ROUTINE THERAPEUTIC APPROACHES INFLUENCING PHAGOCYTIC PROCESSES

Our knowledge of the molecular control of phagocytosis has, to date, had little impact on therapeutic approaches in sepsis. As mentioned above, specific phagocytosis-targeted therapy is not in routine use but some routine approaches influence phagocytosis as an off-target effect. Phagocytosis is affected by many physico-chemical factors, many of which are readily influenced in critically ill patients. For example, an elevation in phagocytic capacity has been reported in conditions such as hyperthermia (102), hypoxia (103), and high insulin levels (104). All of these conditions can be a component of early sepsis syndrome and we suggest that they might be part of an evolutionary adaptation to systemic infection. Conversely, diminished phagocytosis has been reported in hypercapnia (105), hypothermia and hyperoxia (106, 107). As a result, organ-supporting strategies in sepsis treatment could be potentially harmful, at least in the context of phagocytosis. For example, ventilator support and efforts to increase oxygen delivery to hypoxic peripheral tissues during septic shock may lead to long-lasting hyperoxia in other tissues, especially in the lungs. The phagocytic activity of pulmonary macrophages is impaired in hyperoxic conditions (106) and long-term hyperoxia is associated with a high incidence of complicating pneumonia (107).

Similarly, some routinely used drugs may affect the activity of immune cells or their phagocytic capabilities. Antibiotics, which a crucial in sepsis therapy, have been intensively studied for their antibacterial effects but they also have rich immunomodulatory potential (108). The beneficial immunomodulatory effects of macrolides have been intensively discussed (108); these have been shown to reduce the mortality of community-acquired pneumonia when used as a part of combination therapy (109). Clindamycin, erythromycin, and chloramphenicol have all been described to increase phagocyte functions, whereas tetracycline, gentamicin, and ciprofloxacin seem to have the opposite effect (110, 111). Catecholamines, epinephrine, and norepinephrine promote M2-like macrophage polarization and enhance macrophage phagocytotic activity via β2-adrenergic receptors in vitro(112, 113). Similarly, another routinely used vasoactive drug, vasopressin, can enhance monocyte and neutrophil functions — namely migration and chemotaxis (114).
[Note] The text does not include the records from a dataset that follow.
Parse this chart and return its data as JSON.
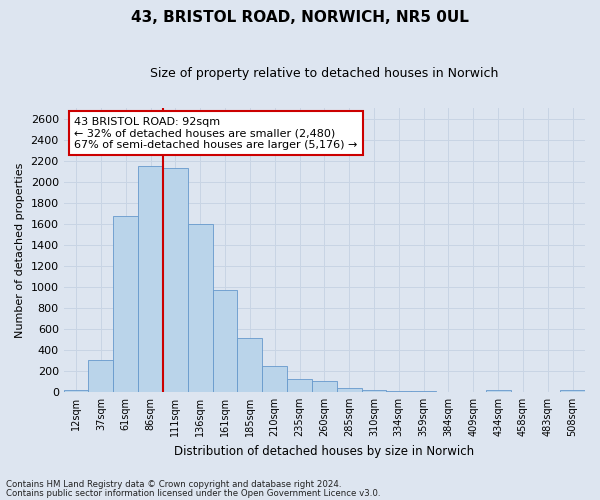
{
  "title1": "43, BRISTOL ROAD, NORWICH, NR5 0UL",
  "title2": "Size of property relative to detached houses in Norwich",
  "xlabel": "Distribution of detached houses by size in Norwich",
  "ylabel": "Number of detached properties",
  "categories": [
    "12sqm",
    "37sqm",
    "61sqm",
    "86sqm",
    "111sqm",
    "136sqm",
    "161sqm",
    "185sqm",
    "210sqm",
    "235sqm",
    "260sqm",
    "285sqm",
    "310sqm",
    "334sqm",
    "359sqm",
    "384sqm",
    "409sqm",
    "434sqm",
    "458sqm",
    "483sqm",
    "508sqm"
  ],
  "values": [
    20,
    300,
    1670,
    2150,
    2130,
    1600,
    970,
    510,
    250,
    125,
    100,
    40,
    20,
    10,
    8,
    0,
    0,
    20,
    0,
    0,
    20
  ],
  "bar_color": "#bad4ea",
  "bar_edgecolor": "#6699cc",
  "vline_color": "#cc0000",
  "vline_x_index": 4,
  "annotation_text": "43 BRISTOL ROAD: 92sqm\n← 32% of detached houses are smaller (2,480)\n67% of semi-detached houses are larger (5,176) →",
  "annotation_box_facecolor": "#ffffff",
  "annotation_box_edgecolor": "#cc0000",
  "ylim": [
    0,
    2700
  ],
  "yticks": [
    0,
    200,
    400,
    600,
    800,
    1000,
    1200,
    1400,
    1600,
    1800,
    2000,
    2200,
    2400,
    2600
  ],
  "grid_color": "#c8d4e4",
  "background_color": "#dde5f0",
  "title1_fontsize": 11,
  "title2_fontsize": 9,
  "footnote1": "Contains HM Land Registry data © Crown copyright and database right 2024.",
  "footnote2": "Contains public sector information licensed under the Open Government Licence v3.0."
}
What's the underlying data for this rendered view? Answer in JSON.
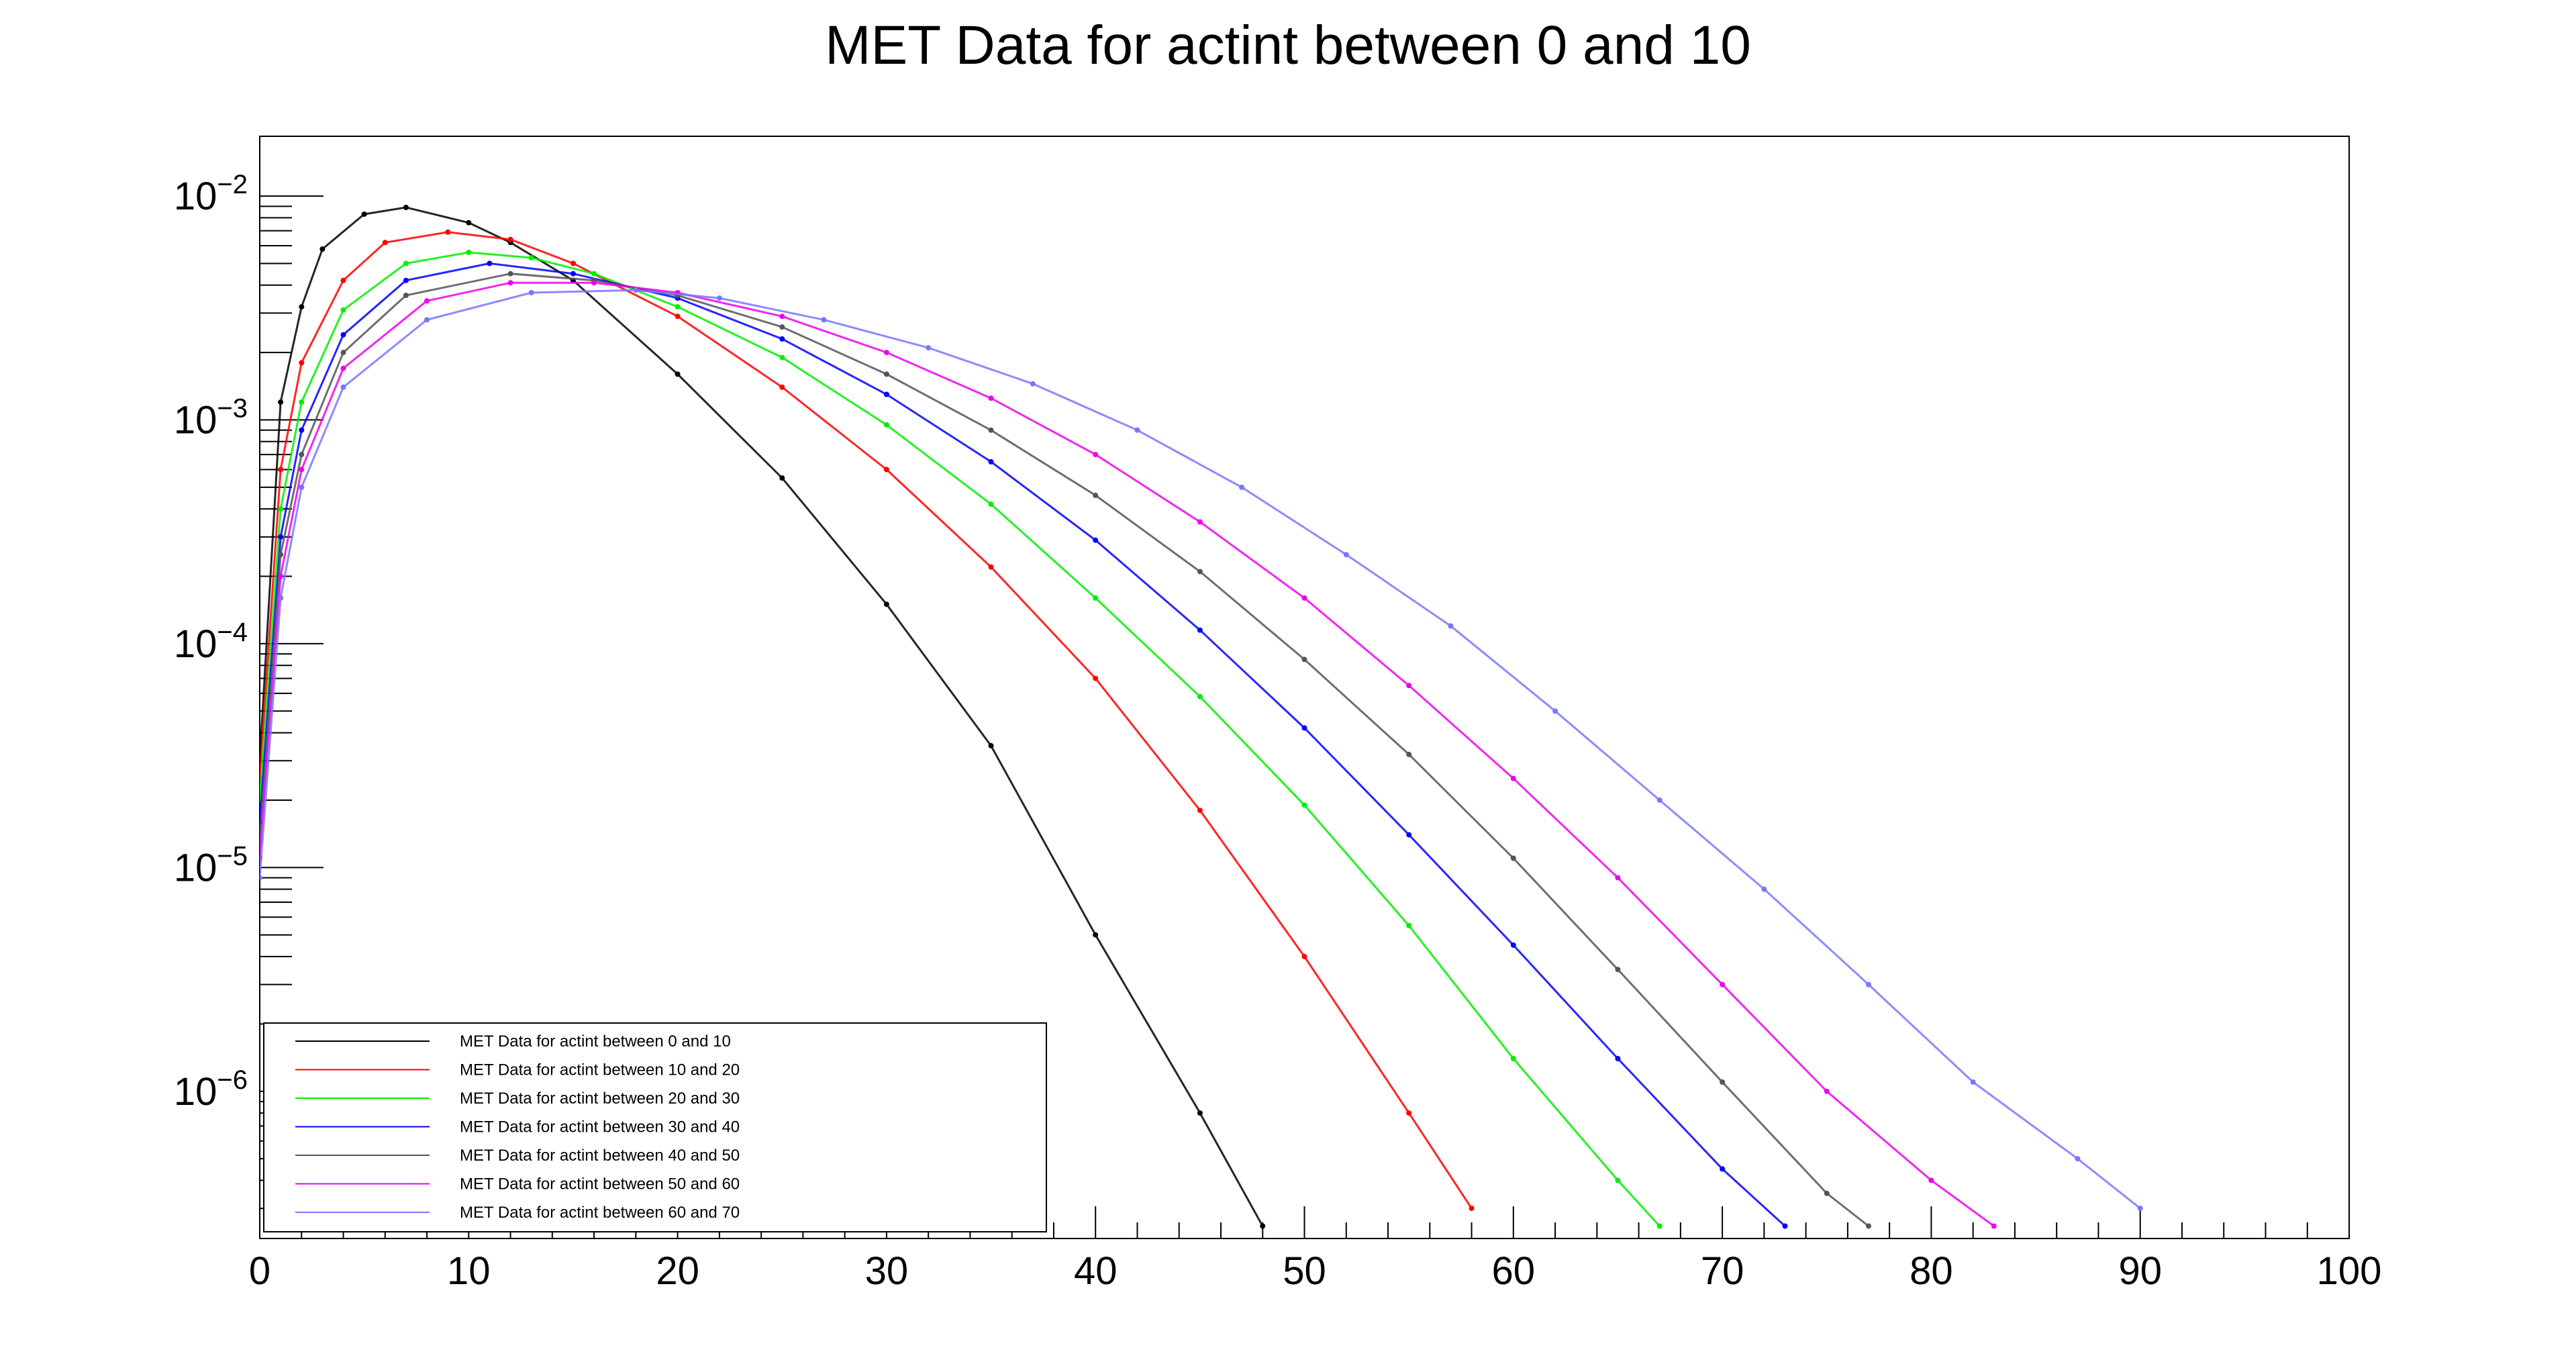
{
  "chart_data": {
    "type": "line",
    "title": "MET Data for actint between 0 and 10",
    "xlabel": "",
    "ylabel": "",
    "xlim": [
      0,
      100
    ],
    "ylim": [
      2.2e-07,
      0.0185
    ],
    "yscale": "log",
    "grid": false,
    "legend_position": "bottom-left",
    "x_ticks": [
      0,
      10,
      20,
      30,
      40,
      50,
      60,
      70,
      80,
      90,
      100
    ],
    "y_ticks": [
      {
        "value": 0.01,
        "base": "10",
        "exp": "−2"
      },
      {
        "value": 0.001,
        "base": "10",
        "exp": "−3"
      },
      {
        "value": 0.0001,
        "base": "10",
        "exp": "−4"
      },
      {
        "value": 1e-05,
        "base": "10",
        "exp": "−5"
      },
      {
        "value": 1e-06,
        "base": "10",
        "exp": "−6"
      }
    ],
    "series": [
      {
        "name": "MET Data for actint between 0 and 10",
        "color": "#000000",
        "points": [
          [
            0,
            3e-05
          ],
          [
            1,
            0.0012
          ],
          [
            2,
            0.0032
          ],
          [
            3,
            0.0058
          ],
          [
            5,
            0.0083
          ],
          [
            7,
            0.0089
          ],
          [
            10,
            0.0076
          ],
          [
            12,
            0.0062
          ],
          [
            15,
            0.0042
          ],
          [
            20,
            0.0016
          ],
          [
            25,
            0.00055
          ],
          [
            30,
            0.00015
          ],
          [
            35,
            3.5e-05
          ],
          [
            40,
            5e-06
          ],
          [
            45,
            8e-07
          ],
          [
            48,
            2.5e-07
          ]
        ]
      },
      {
        "name": "MET Data for actint between 10 and 20",
        "color": "#ff0000",
        "points": [
          [
            0,
            2.5e-05
          ],
          [
            1,
            0.0006
          ],
          [
            2,
            0.0018
          ],
          [
            4,
            0.0042
          ],
          [
            6,
            0.0062
          ],
          [
            9,
            0.0069
          ],
          [
            12,
            0.0064
          ],
          [
            15,
            0.005
          ],
          [
            20,
            0.0029
          ],
          [
            25,
            0.0014
          ],
          [
            30,
            0.0006
          ],
          [
            35,
            0.00022
          ],
          [
            40,
            7e-05
          ],
          [
            45,
            1.8e-05
          ],
          [
            50,
            4e-06
          ],
          [
            55,
            8e-07
          ],
          [
            58,
            3e-07
          ]
        ]
      },
      {
        "name": "MET Data for actint between 20 and 30",
        "color": "#00ee00",
        "points": [
          [
            0,
            2e-05
          ],
          [
            1,
            0.0004
          ],
          [
            2,
            0.0012
          ],
          [
            4,
            0.0031
          ],
          [
            7,
            0.005
          ],
          [
            10,
            0.0056
          ],
          [
            13,
            0.0053
          ],
          [
            16,
            0.0045
          ],
          [
            20,
            0.0032
          ],
          [
            25,
            0.0019
          ],
          [
            30,
            0.00095
          ],
          [
            35,
            0.00042
          ],
          [
            40,
            0.00016
          ],
          [
            45,
            5.8e-05
          ],
          [
            50,
            1.9e-05
          ],
          [
            55,
            5.5e-06
          ],
          [
            60,
            1.4e-06
          ],
          [
            65,
            4e-07
          ],
          [
            67,
            2.5e-07
          ]
        ]
      },
      {
        "name": "MET Data for actint between 30 and 40",
        "color": "#0000ff",
        "points": [
          [
            0,
            1.6e-05
          ],
          [
            1,
            0.0003
          ],
          [
            2,
            0.0009
          ],
          [
            4,
            0.0024
          ],
          [
            7,
            0.0042
          ],
          [
            11,
            0.005
          ],
          [
            15,
            0.0045
          ],
          [
            20,
            0.0035
          ],
          [
            25,
            0.0023
          ],
          [
            30,
            0.0013
          ],
          [
            35,
            0.00065
          ],
          [
            40,
            0.00029
          ],
          [
            45,
            0.000115
          ],
          [
            50,
            4.2e-05
          ],
          [
            55,
            1.4e-05
          ],
          [
            60,
            4.5e-06
          ],
          [
            65,
            1.4e-06
          ],
          [
            70,
            4.5e-07
          ],
          [
            73,
            2.5e-07
          ]
        ]
      },
      {
        "name": "MET Data for actint between 40 and 50",
        "color": "#555555",
        "points": [
          [
            0,
            1.3e-05
          ],
          [
            1,
            0.00025
          ],
          [
            2,
            0.0007
          ],
          [
            4,
            0.002
          ],
          [
            7,
            0.0036
          ],
          [
            12,
            0.0045
          ],
          [
            16,
            0.0042
          ],
          [
            20,
            0.0036
          ],
          [
            25,
            0.0026
          ],
          [
            30,
            0.0016
          ],
          [
            35,
            0.0009
          ],
          [
            40,
            0.00046
          ],
          [
            45,
            0.00021
          ],
          [
            50,
            8.5e-05
          ],
          [
            55,
            3.2e-05
          ],
          [
            60,
            1.1e-05
          ],
          [
            65,
            3.5e-06
          ],
          [
            70,
            1.1e-06
          ],
          [
            75,
            3.5e-07
          ],
          [
            77,
            2.5e-07
          ]
        ]
      },
      {
        "name": "MET Data for actint between 50 and 60",
        "color": "#ee00ee",
        "points": [
          [
            0,
            1.1e-05
          ],
          [
            1,
            0.0002
          ],
          [
            2,
            0.0006
          ],
          [
            4,
            0.0017
          ],
          [
            8,
            0.0034
          ],
          [
            12,
            0.0041
          ],
          [
            16,
            0.0041
          ],
          [
            20,
            0.0037
          ],
          [
            25,
            0.0029
          ],
          [
            30,
            0.002
          ],
          [
            35,
            0.00125
          ],
          [
            40,
            0.0007
          ],
          [
            45,
            0.00035
          ],
          [
            50,
            0.00016
          ],
          [
            55,
            6.5e-05
          ],
          [
            60,
            2.5e-05
          ],
          [
            65,
            9e-06
          ],
          [
            70,
            3e-06
          ],
          [
            75,
            1e-06
          ],
          [
            80,
            4e-07
          ],
          [
            83,
            2.5e-07
          ]
        ]
      },
      {
        "name": "MET Data for actint between 60 and 70",
        "color": "#7777ff",
        "points": [
          [
            0,
            9e-06
          ],
          [
            1,
            0.00016
          ],
          [
            2,
            0.0005
          ],
          [
            4,
            0.0014
          ],
          [
            8,
            0.0028
          ],
          [
            13,
            0.0037
          ],
          [
            18,
            0.0038
          ],
          [
            22,
            0.0035
          ],
          [
            27,
            0.0028
          ],
          [
            32,
            0.0021
          ],
          [
            37,
            0.00145
          ],
          [
            42,
            0.0009
          ],
          [
            47,
            0.0005
          ],
          [
            52,
            0.00025
          ],
          [
            57,
            0.00012
          ],
          [
            62,
            5e-05
          ],
          [
            67,
            2e-05
          ],
          [
            72,
            8e-06
          ],
          [
            77,
            3e-06
          ],
          [
            82,
            1.1e-06
          ],
          [
            87,
            5e-07
          ],
          [
            90,
            3e-07
          ]
        ]
      }
    ]
  }
}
Although recommended by current Surviving Sepsis Campaign guidelines (115), the safety and efficacy of corticosteroids in septic shock is also controversial. The primary goal of corticoid therapy is to substitute for sepsis-induced adrenal insufficiency, but clearly it may also have an immunomodulatory effect. In the context of phagocytosis, preliminary data suggest that corticoid treatment might amplify neutrophil-mediated phagocytosis in the early phases of septic shock (116, 117).

CONCLUDING REMARKS

Most of the key events in sepsis, including the dynamic changes in metabolism, cytokine expression, and immune signaling, are associated with the initiation and control of phagocytic processes. These findings imply that intervening on monocytes and neutrophils to enhance phagocytosis during the course of sepsis (both in the early and late phases) could have clinical benefits. To date, most therapeutic approaches tackling sepsis do impact on phagocytic processes. Nevertheless, the detailed mechanistic link between the therapy and phagocytosis is elusive, meaning that this key point of potential intervention thus far has been overlooked. We believe that a specific approach to enhance and prolong the phagocytic capacity of cells would promote sepsis resolution. Unfortunately, most of the data linking sepsis pathobiology and phagocytosis have been generated indirectly or reported in isolated studies, frequently addressing sepsis progression markers than the potential treatment strategies. Going forward, future research should aim to address phagocytosis directly in larger clinical studies, this might suggest new therapeutic targets enhancing the phagocytic process and clearance of pathogens.